До того я был примитивно романтичен в отношениях с природой. Я любил страшное, дикое, чуть фантастичное, а главное – пространство и недосягаемую даль. Я восторгался горами и тучами, в пейзаже я прежде всего различал небо (и до сих пор в первую очередь смотрю вверх) и знал по имени перистые, кучевые и грозовые облака задолго до того, как увидел их изображение в альбоме. Что до ландшафта, я вырос среди романтических пейзажей; я уже говорил о недосягаемых Зеленых горах, которые виднелись за окном детской. Читателю, который бывал в тех местах, достаточно будет услышать, что больше всего я любил Голливудские горы – тот неправильный многоугольник с вершинами в Стормонте, Комбере, Ньютаунардсе, Скрейбо, Крейгантлет, Голливуде, Нокнагони. Не знаю, как объяснить все это иностранцу.

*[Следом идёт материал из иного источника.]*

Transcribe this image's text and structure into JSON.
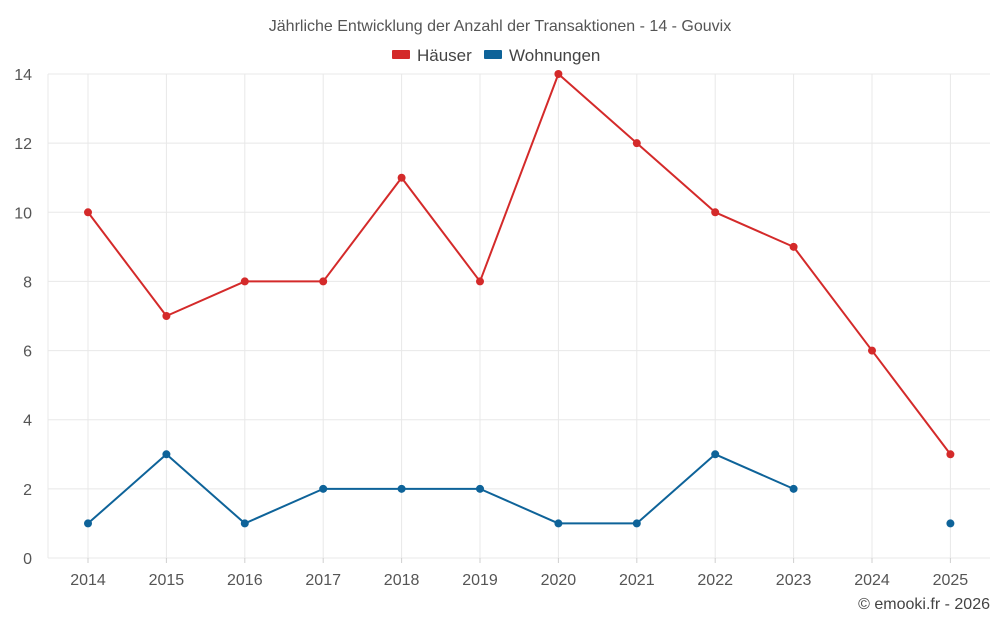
{
  "chart_data": {
    "type": "line",
    "title": "Jährliche Entwicklung der Anzahl der Transaktionen - 14 - Gouvix",
    "categories": [
      "2014",
      "2015",
      "2016",
      "2017",
      "2018",
      "2019",
      "2020",
      "2021",
      "2022",
      "2023",
      "2024",
      "2025"
    ],
    "yticks": [
      "0",
      "2",
      "4",
      "6",
      "8",
      "10",
      "12",
      "14"
    ],
    "ylim": [
      0,
      14
    ],
    "legend_position": "top-center",
    "grid": true,
    "series": [
      {
        "name": "Häuser",
        "color": "#d42a2a",
        "values": [
          10,
          7,
          8,
          8,
          11,
          8,
          14,
          12,
          10,
          9,
          6,
          3
        ]
      },
      {
        "name": "Wohnungen",
        "color": "#0e6399",
        "values": [
          1,
          3,
          1,
          2,
          2,
          2,
          1,
          1,
          3,
          2,
          null,
          1
        ]
      }
    ],
    "credit": "© emooki.fr - 2026"
  }
}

По южноанглийским стандартам это не бог весть что. Леса мелкие, редкие, березы, рябины да невысокие ели. Маленькие поля, разделенные канавками и возвышающимися над ними иззубренными изгородями. Во многих местах земля вымыта и горные породы обнажены. Множество заброшенных карьеров, заполнившихся холодной даже на вид водой. Трава почти всегда стоит дыбом под натиском ветра. За пахарем вприпрыжку скачут чайки, выклевывая по зернышку из борозды. Нет ни полевых тропинок, ни разрешенных проходов, но здесь все тебя знают, во всяком случае, знают, что ты закроешь за собой калитку в изгороди и не собираешься топтать колосья. Грибы, как и воздух, принадлежат всем. Земля не коричневая, как в Англии, – она бледная, «древняя, печальная земля», как удачно сказал Дайсон[84]

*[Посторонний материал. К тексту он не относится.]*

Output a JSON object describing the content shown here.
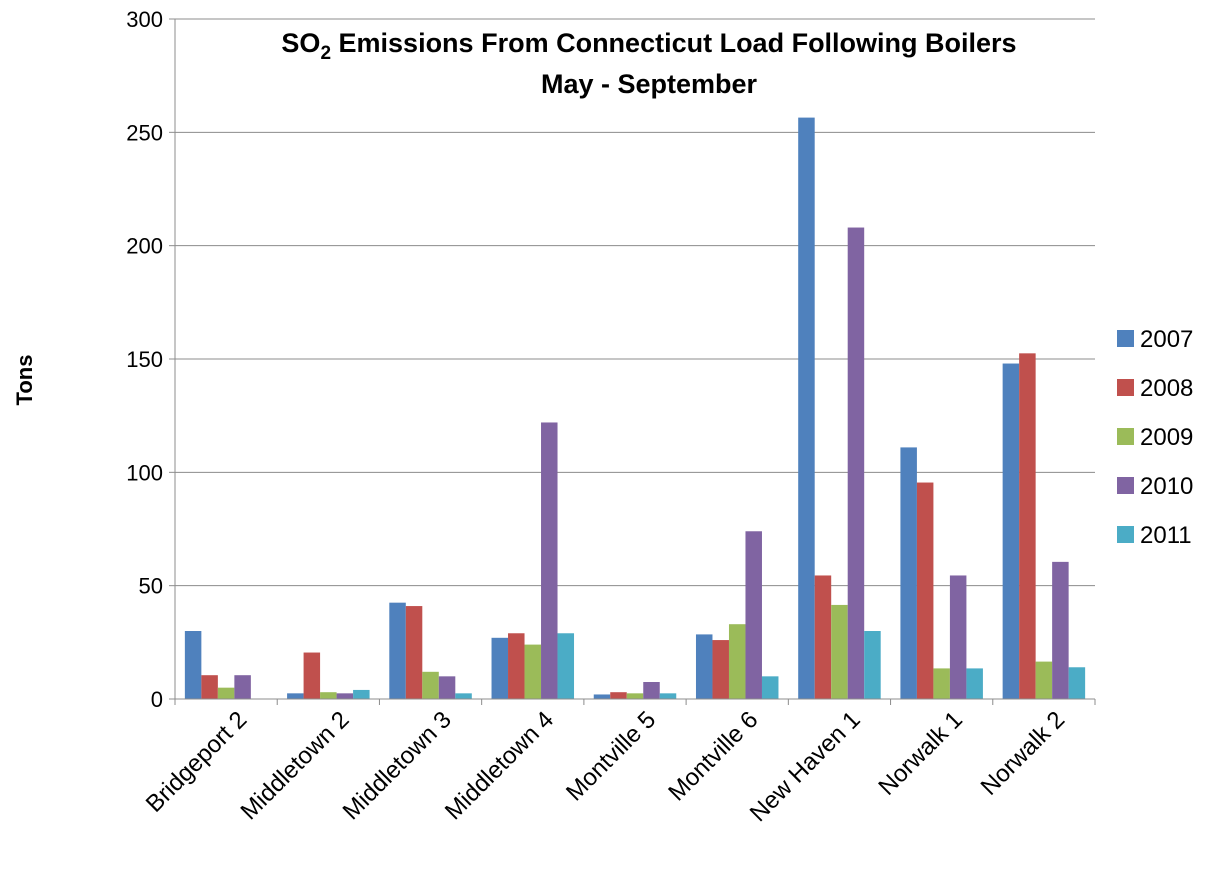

. Зато трава – сочная, мягкая, вкусная, и весь пейзаж освещен одноэтажными, чисто выбеленными домиками с голубым шифером на крыше.Хотя эти горы приземисты, с них открывается вид во все стороны. Поднимитесь на северо-восточный склон там, где холмы переходят в Голливудские горы. Сверху виден весь залив. Побережье уходит резко на север и скрывается из глаз, а на юге зеленые холмы низенькие, смиренные. Между ними тянется в море узкой косой Залив, и в ясный день можно издалека разглядеть призрачные очертания Шотландии. Идем на юго-запад. Встаньте у одинокого коттеджа – он заметен от нашего дома, все называют его Хижиной Пастуха, хотя в этих местах пастухов нет. Отсюда виден весь пригород. Залив и место его слияния скрыты теперь холмами, через которые вы только что перевалили, оставшаяся на виду часть моря может показаться внутренним озером. Вот теперь вы увидите великий контраст, границу, что разделяет и соединяет Нифлайм и Асгард, Британию и Логр, Хондрамит и Харандру[85]
, воздух и эфир, нижний мир и высший. Отсюда мы увидим горы Антрима, обычно – как единую серо-голубую массу, лишь в ясный солнечный день можно различить зеленый склон, линия которого обрывается чуть выше, чем на полпути к вершине, и голую отвесную скалу, которая увенчивает гору. Это – великая красота, но в тот же миг, стоя все там же, вы разглядите совсем другую и более желанную сердцу красоту – солнечные зайчики, траву и росу, кукареканье петухов и покряхтывание уток. Между тем миром и этим, прямо у ваших ног, с плоского дна большой долины поднимается чащоба заводских труб, гигантские краны, все в тумане, – Белфаст. Там шумно, там скрежещут и повизгивают трамваи, цокают копыта по неровной мостовой и все покрывает неутомимый стук и грохот корабельных доков. Поскольку мы слышали это всю свою жизнь, шум не губил тишину гор, он даже усиливал ее, подчеркивая, усугубляя контраст. Завтра в этот «шум и суету», в ненавистную контору вернется бедняга Артур: лишь изредка он получал отгул, и тогда даже в будний день мы могли подняться вместе в горы. Там, внизу, босоногие нищенки, пьяницы, вываливающиеся из «винной лавки» – так мерзко называется в Ирландии милый английский «паб», – измученные, заезженные городские лошади, крепко поджавшие губы богатейки – там весь мир, который Альберих[86] вызвал к жизни, когда проклял любовь и сковал из золота кольцо.Пойдем дальше – через два поля, через долину и на другой холм. Отсюда, поглядев на юг, и немного к востоку вы увидите совсем иной мир – и тогда упрекайте меня за романтизм, если хотите. Вот он (можно ли этому сопротивляться?), вот путь за пределы мира, земля обетованная, земля разбитых и исцеленных сердец. Это огромная долина, а по ту сторону – горная гряда Морн.